The staff now has the daunting task to write up not only the largest expansion of regulation in FCC history (the designation of broadband and Internet as a telecommunications service) but also to write up the largest forbearance order in history. All of this will have been in roughly less than three months from mid-November to early February. Those challenging the FCC on forbearance will have the advantage of attacking an FCC order that was written in a short period of time.
**Under Section 10, the Commission cannot forbear from Section 251(c) unless it determines that “those requirements have been fully implemented.”** Section 251(c) is an important section of the Communications Act. Because Internet services have never been subject to regulation, it seems impossible for the FCC to determine that ”requirements have been fully implemented” with respect to Internet services. Any effort to do so would be challenged in court.

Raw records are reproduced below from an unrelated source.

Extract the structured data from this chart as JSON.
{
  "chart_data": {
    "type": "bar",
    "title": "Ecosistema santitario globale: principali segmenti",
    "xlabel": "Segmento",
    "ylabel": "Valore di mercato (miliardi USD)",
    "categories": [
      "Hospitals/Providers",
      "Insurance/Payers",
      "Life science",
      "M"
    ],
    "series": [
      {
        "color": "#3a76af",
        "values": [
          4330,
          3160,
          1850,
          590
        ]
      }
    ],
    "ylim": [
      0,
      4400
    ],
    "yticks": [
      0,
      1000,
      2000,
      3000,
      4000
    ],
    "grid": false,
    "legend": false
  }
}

Section 251(c) applies only to “incumbent local exchange carriers,” such as the wireline operations of AT&T, CenturyLink, and Verizon, and not to other communications providers. Stated differently, any forbearance by the FCC will likely lead to different levels of regulation among communications providers, with far more regulation for broadband services provided by landline telephone companies.
Section 251(c) has six subsections, described below, for which the FCC has written dozens of rules. The six subsections of 251(c) include (1) duty to negotiate under state proceedings under Section 252; (2) interconnection at any “technically feasible point;” (3) unbundled access to network elements, again with reference to Section 252; (4) resale obligations; (5) notice of changes in “transmission and routing of services;” and (6) collocation requirements.
These requirements reduced investment in wireline networks and spawned more than a decade of litigation, some of which went to the Supreme Court. Moreover, these requirements led to the development of an entire new industry, based on offering services under 251(c) through resale and unbundling requirements. No doubt, after the FCC’s network neutrality order, a new industry will develop to resale broadband services offered by landline telephone companies under federal regulatory conditions. None of this will encourage additional investment by these companies.
**Telecommunications carriers are subject to billions of dollars of taxes and fees from which Internet service providers are currently exempt.** The FCC has no precedent for using forbearance authority to exempt some telecommunications services from taxes and fees while allowing other telecommunications services to pay them. Don’t expect any effort to use forbearance in this area to go unchallenged.
Of course, none of the legal frailties of forbearance will matter if the courts find unlawful the designation of broadband and Internet services as the equivalent of dial-tone telephone services. One cannot ignore the likelihood that an indulgent court somewhere will defer to the FCC expanding the definition of telecommunications service. For even an indulgent court to defer to the FCC on unprecedented and undocumented authority to forbear willy-nilly is a less likely outcome.
The nightmare scenario for the Internet, the American economy, and the American consumer is that the FCC designates the Internet as a telecommunications service but federal law does not allow the FCC fully to apply forbearance. That nightmare is not a remote possibility but an all-too-possible outcome. Neither Congress nor a future Commission can immediately undo the damage of a harmful FCC order on network neutrality. The FCC should reflect carefully on that nightmare before proceeding.